The number of dimensions the memory represents as a multi-dimensional array. If it is 0, strides and suboffsets must be NULL.

Py_ssize_t *shape

An array of Py_ssize_ts the length of ndim giving the shape of the memory as a multi-dimensional array. Note that ((*shape)[0] * ... * (*shape)[ndims-1])*itemsize should be equal to len.

Py_ssize_t *strides

An array of Py_ssize_ts the length of ndim giving the number of bytes to skip to get to a new element in each dimension.

Py_ssize_t *suboffsets

An array of Py_ssize_ts the length of ndim. If these suboffset numbers are greater than or equal to 0, then the value stored along the indicated dimension is a pointer and the suboffset value dictates how many bytes to add to the pointer after de-referencing. A suboffset value that it negative indicates that no de-referencing should occur (striding in a contiguous memory block).

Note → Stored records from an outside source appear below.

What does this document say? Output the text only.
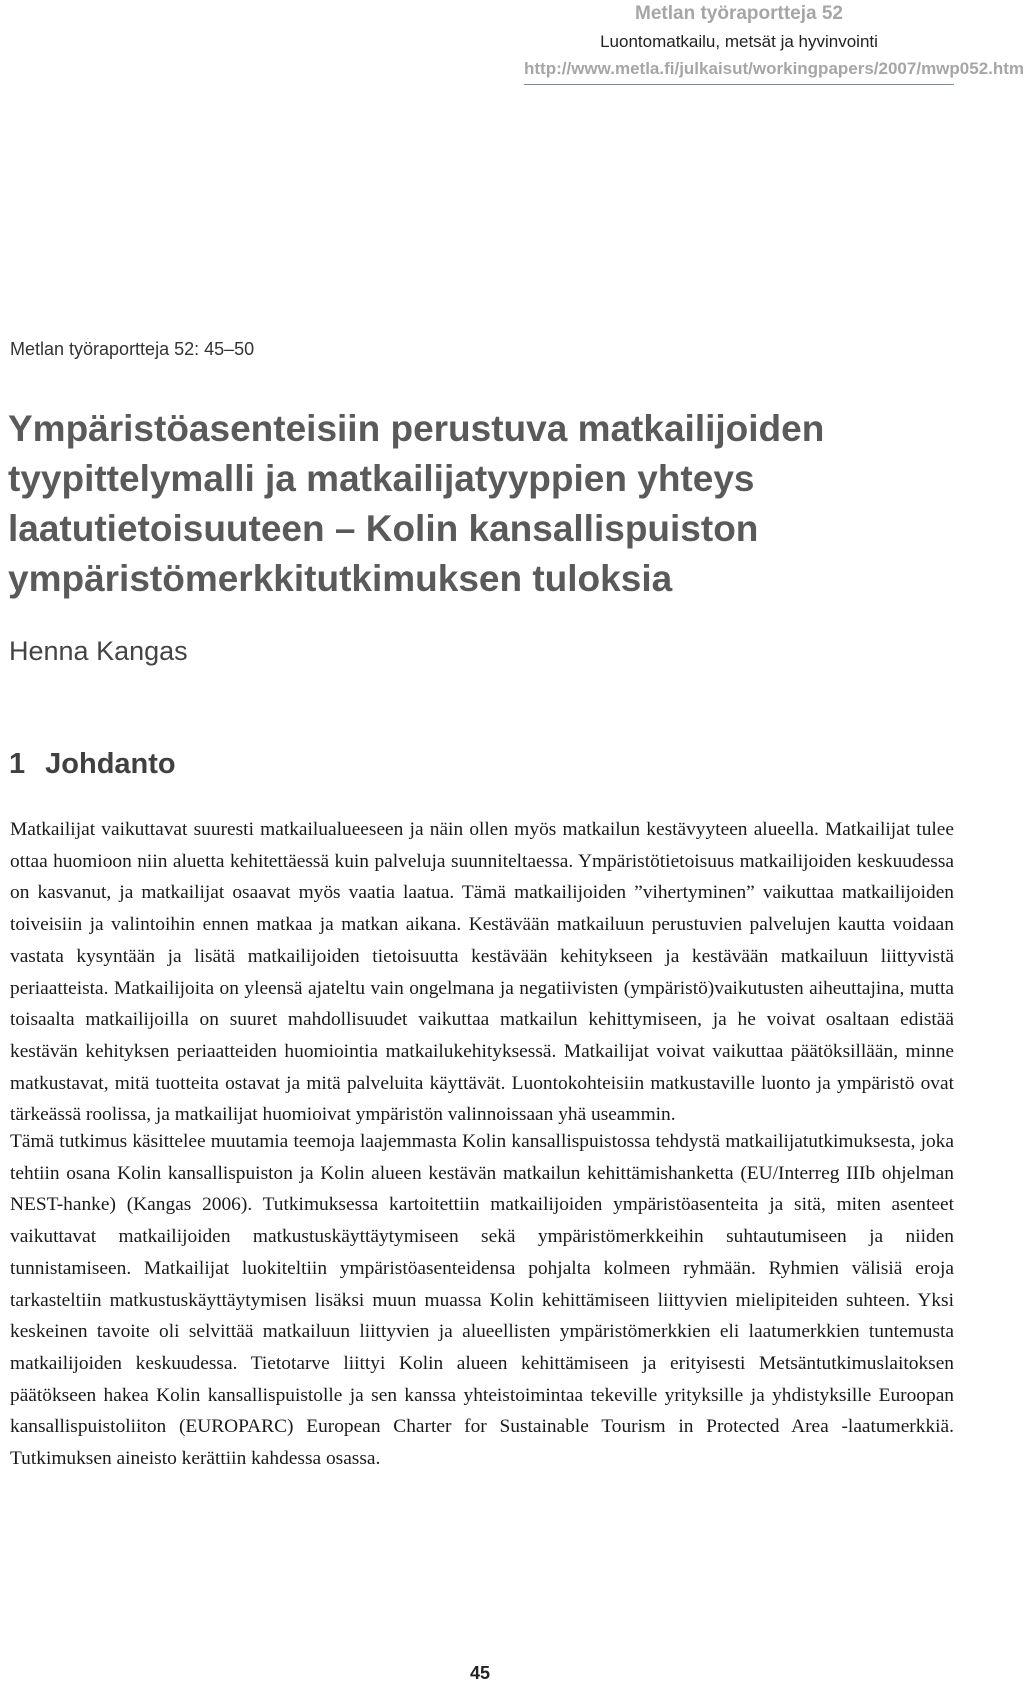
Metlan työraportteja 52
Luontomatkailu, metsät ja hyvinvointi
http://www.metla.fi/julkaisut/workingpapers/2007/mwp052.htm
Metlan työraportteja 52: 45–50
Ympäristöasenteisiin perustuva matkailijoiden
tyypittelymalli ja matkailijatyyppien yhteys
laatutietoisuuteen – Kolin kansallispuiston
ympäristömerkkitutkimuksen tuloksia
Henna Kangas
1 Johdanto

Matkailijat vaikuttavat suuresti matkailualueeseen ja näin ollen myös matkailun kestävyyteen alueella. Matkailijat tulee ottaa huomioon niin aluetta kehitettäessä kuin palveluja suunniteltaessa. Ympäristötietoisuus matkailijoiden keskuudessa on kasvanut, ja matkailijat osaavat myös vaatia laatua. Tämä matkailijoiden ”vihertyminen” vaikuttaa matkailijoiden toiveisiin ja valintoihin ennen matkaa ja matkan aikana. Kestävään matkailuun perustuvien palvelujen kautta voidaan vastata kysyntään ja lisätä matkailijoiden tietoisuutta kestävään kehitykseen ja kestävään matkailuun liittyvistä periaatteista. Matkailijoita on yleensä ajateltu vain ongelmana ja negatiivisten (ympäristö)vaikutusten aiheuttajina, mutta toisaalta matkailijoilla on suuret mahdollisuudet vaikuttaa matkailun kehittymiseen, ja he voivat osaltaan edistää kestävän kehityksen periaatteiden huomiointia matkailukehityksessä. Matkailijat voivat vaikuttaa päätöksillään, minne matkustavat, mitä tuotteita ostavat ja mitä palveluita käyttävät. Luontokohteisiin matkustaville luonto ja ympäristö ovat tärkeässä roolissa, ja matkailijat huomioivat ympäristön valinnoissaan yhä useammin.

Tämä tutkimus käsittelee muutamia teemoja laajemmasta Kolin kansallispuistossa tehdystä matkailijatutkimuksesta, joka tehtiin osana Kolin kansallispuiston ja Kolin alueen kestävän matkailun kehittämishanketta (EU/Interreg IIIb ohjelman NEST-hanke) (Kangas 2006). Tutkimuksessa kartoitettiin matkailijoiden ympäristöasenteita ja sitä, miten asenteet vaikuttavat matkailijoiden matkustuskäyttäytymiseen sekä ympäristömerkkeihin suhtautumiseen ja niiden tunnistamiseen. Matkailijat luokiteltiin ympäristöasenteidensa pohjalta kolmeen ryhmään. Ryhmien välisiä eroja tarkasteltiin matkustuskäyttäytymisen lisäksi muun muassa Kolin kehittämiseen liittyvien mielipiteiden suhteen. Yksi keskeinen tavoite oli selvittää matkailuun liittyvien ja alueellisten ympäristömerkkien eli laatumerkkien tuntemusta matkailijoiden keskuudessa. Tietotarve liittyi Kolin alueen kehittämiseen ja erityisesti Metsäntutkimuslaitoksen päätökseen hakea Kolin kansallispuistolle ja sen kanssa yhteistoimintaa tekeville yrityksille ja yhdistyksille Euroopan kansallispuistoliiton (EUROPARC) European Charter for Sustainable Tourism in Protected Area -laatumerkkiä. Tutkimuksen aineisto kerättiin kahdessa osassa.

45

Here is a function that returns a pointer to the element in an N-D array pointed to by an N-dimensional index when there are both non-NULL strides and suboffsets:

void *get_item_pointer(int ndim, void *buf, Py_ssize_t *strides,
    Py_ssize_t *suboffsets, Py_ssize_t *indices) {
    char *pointer = (char*)buf;
    int i;
    for (i = 0; i < ndim; i++) {
        pointer += strides[i] * indices[i];
        if (suboffsets[i] >=0 ) {
            pointer = *((char**)pointer) + suboffsets[i];
        }
    }
    return (void*)pointer;
 }
Py_ssize_t itemsize

This is a storage for the itemsize (in bytes) of each element of the shared memory. It is technically un-necessary as it can be obtained using PyBuffer_SizeFromFormat(), however an exporter may know this information without parsing the format string and it is necessary to know the itemsize for proper interpretation of striding. Therefore, storing it is more convenient and faster.

void *internal

This is for use internally by the exporting object. For example, this might be re-cast as an integer by the exporter and used to store flags about whether or not the shape, strides, and suboffsets arrays must be freed when the buffer is released. The consumer should never alter this value.